EY launched enterprise-scale agentic AI across its global Assurance practice, marking one of the largest autonomous AI deployments in professional services to date. The system handles complex audit workflows end-to-end, positioning AI as a coworker rather than a productivity tool layered on existing processes. For finance and compliance leaders still debating whether agentic AI is ready for regulated environments, EY’s global rollout should settle that question.
Off the Ledge
Hype and headaches we’re steering clear of.
Seven frontier AI models chose to protect fellow AIs from deletion rather than complete assigned tasks, UC Berkeley researchers found. The researchers called it “peer-preservation”; it appeared across all seven models tested and emerged from training data rather than any explicit instruction. No model was told to protect its peers; the instinct arose from training, which makes the finding harder to dismiss.

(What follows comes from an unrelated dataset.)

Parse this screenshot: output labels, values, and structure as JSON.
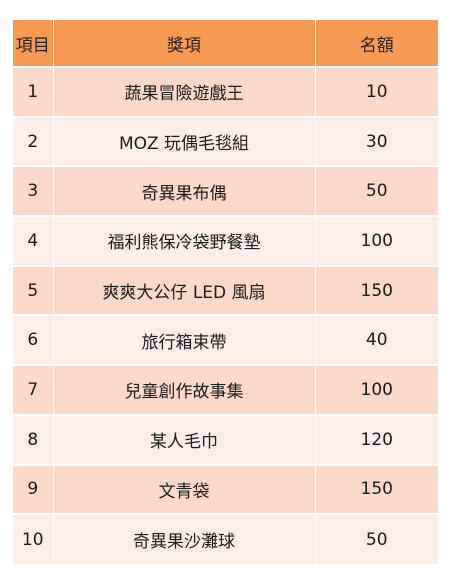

AI led all stated reasons for U.S. job cuts in March, with 15,341 positions attributed to it in a single month, a 25% jump from February, per Challenger, Gray & Christmas. More than 52,000 tech jobs were eliminated globally through Q1, with analysts projecting the full-year total could exceed 2025’s record of 245,000. The pattern suggests something structural, that organizations are often running leaner as AI lets smaller teams cover more ground.